Knowledge Capture and Reuse in Geological Modeling
I.D.
Bryant, P.S. Kaufman, D.S. McCormick, and
P.G. Tilke
Schlumberger-Doll Research
Old Quarry Road
Ridgefield, Connecticut 06877-4108
Abstract
Geologists have always used analogy to assist their interpretations, and until recently, this has meant that a considerable period was required for geologists to develop interpretation expertise in a new geographic region or a new field of geology. The advent of modern graphical workstations offers the opportunity for geologists to gain access to knowledge outside of their previous personal experience by accessing online geological knowledge. This knowledge, gained from previous expert interpretation of analogous outcrops or fields, is then explicitly used to rigorously constrain the interpretation of 3D geometries of depositional units or structural elements.

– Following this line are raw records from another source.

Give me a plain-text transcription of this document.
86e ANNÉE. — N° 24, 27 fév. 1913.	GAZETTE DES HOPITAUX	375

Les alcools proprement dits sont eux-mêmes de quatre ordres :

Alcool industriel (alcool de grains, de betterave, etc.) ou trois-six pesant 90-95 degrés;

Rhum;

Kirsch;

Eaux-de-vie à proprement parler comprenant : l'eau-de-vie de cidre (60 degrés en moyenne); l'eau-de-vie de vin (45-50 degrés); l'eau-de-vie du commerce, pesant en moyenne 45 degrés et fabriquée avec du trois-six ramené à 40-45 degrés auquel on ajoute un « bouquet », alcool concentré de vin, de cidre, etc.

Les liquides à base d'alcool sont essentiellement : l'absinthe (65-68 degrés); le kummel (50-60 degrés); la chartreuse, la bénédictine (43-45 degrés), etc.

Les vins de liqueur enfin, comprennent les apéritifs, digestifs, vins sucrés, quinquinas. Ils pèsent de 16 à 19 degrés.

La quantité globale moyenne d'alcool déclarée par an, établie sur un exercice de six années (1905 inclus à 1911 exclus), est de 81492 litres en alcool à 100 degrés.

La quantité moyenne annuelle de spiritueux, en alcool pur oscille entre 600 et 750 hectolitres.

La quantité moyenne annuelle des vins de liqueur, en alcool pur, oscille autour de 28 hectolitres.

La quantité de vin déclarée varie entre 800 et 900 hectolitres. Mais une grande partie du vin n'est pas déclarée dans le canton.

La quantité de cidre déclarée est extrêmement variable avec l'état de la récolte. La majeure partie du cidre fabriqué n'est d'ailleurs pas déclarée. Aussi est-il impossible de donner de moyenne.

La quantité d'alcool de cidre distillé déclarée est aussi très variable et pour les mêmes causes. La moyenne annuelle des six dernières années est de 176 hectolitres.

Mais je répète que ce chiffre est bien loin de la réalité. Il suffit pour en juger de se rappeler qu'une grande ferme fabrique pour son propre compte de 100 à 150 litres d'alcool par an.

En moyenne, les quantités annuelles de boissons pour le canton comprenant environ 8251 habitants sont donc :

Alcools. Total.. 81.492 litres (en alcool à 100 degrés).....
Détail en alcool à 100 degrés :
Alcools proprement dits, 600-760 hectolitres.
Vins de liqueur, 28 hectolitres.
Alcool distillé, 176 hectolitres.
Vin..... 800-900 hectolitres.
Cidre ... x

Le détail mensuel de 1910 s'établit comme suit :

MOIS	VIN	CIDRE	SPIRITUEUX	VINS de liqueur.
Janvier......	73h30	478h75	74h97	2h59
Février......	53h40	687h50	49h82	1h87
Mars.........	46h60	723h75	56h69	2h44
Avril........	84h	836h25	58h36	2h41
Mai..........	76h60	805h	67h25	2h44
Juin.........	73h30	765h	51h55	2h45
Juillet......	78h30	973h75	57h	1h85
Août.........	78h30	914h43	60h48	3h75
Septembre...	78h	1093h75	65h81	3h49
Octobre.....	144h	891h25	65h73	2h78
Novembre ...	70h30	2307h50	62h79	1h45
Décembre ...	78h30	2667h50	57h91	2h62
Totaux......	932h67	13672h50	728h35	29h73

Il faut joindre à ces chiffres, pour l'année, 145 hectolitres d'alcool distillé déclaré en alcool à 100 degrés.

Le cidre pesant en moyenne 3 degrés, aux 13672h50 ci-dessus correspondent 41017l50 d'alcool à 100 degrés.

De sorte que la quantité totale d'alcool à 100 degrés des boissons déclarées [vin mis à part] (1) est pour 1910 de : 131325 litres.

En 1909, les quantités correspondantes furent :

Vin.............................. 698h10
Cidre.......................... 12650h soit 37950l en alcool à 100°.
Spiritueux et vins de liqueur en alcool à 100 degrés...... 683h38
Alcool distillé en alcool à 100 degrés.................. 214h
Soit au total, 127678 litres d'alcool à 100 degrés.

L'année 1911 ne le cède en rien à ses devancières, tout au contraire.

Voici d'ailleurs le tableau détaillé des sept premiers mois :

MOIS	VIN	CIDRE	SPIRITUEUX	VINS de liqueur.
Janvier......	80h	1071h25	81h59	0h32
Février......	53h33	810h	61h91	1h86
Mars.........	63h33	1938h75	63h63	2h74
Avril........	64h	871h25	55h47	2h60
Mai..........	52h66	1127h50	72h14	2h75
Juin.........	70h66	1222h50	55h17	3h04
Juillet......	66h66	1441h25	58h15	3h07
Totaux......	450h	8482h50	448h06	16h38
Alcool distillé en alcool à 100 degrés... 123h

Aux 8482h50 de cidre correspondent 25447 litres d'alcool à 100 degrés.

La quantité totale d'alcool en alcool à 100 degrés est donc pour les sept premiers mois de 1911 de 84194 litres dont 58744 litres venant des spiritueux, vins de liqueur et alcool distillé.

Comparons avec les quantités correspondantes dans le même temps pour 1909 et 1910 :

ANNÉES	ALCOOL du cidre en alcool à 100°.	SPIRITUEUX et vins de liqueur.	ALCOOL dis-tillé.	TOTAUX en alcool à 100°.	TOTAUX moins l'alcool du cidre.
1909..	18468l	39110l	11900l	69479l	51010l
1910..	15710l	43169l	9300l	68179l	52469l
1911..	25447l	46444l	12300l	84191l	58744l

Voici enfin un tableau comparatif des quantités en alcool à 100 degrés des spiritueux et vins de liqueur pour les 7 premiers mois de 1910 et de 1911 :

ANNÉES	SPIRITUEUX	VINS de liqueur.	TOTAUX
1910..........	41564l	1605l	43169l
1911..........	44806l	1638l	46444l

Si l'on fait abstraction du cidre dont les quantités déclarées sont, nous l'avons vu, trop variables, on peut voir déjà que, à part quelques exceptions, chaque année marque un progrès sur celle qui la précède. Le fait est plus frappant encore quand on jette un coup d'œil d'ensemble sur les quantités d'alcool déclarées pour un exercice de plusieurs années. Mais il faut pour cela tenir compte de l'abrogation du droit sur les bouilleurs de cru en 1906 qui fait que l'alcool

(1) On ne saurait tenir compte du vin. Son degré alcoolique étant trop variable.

We illustrate our approach to knowledge capture and reuse by showing how interpretations may be stored in association with the parameters required to build 3D interpretations from well and seismic data. We show how digital images from analogous outcropping formations, cores, borehole imaging tools, and seismic horizon displays may be stored in an archive database and subsequently retrieved using an intuitive query tool. Once these interpretations have been retrieved, they may be readily compared with new data by using a common viewing environment to visualize all data types. Visual comparison of the new data with the previously interpreted data is augmented by consistency checks using associated data stored in the database. In this way, interpretation expertise may be captured and reused by less experienced interpreters to construct 3D digital hypotheses of subsurface reservoir geometries.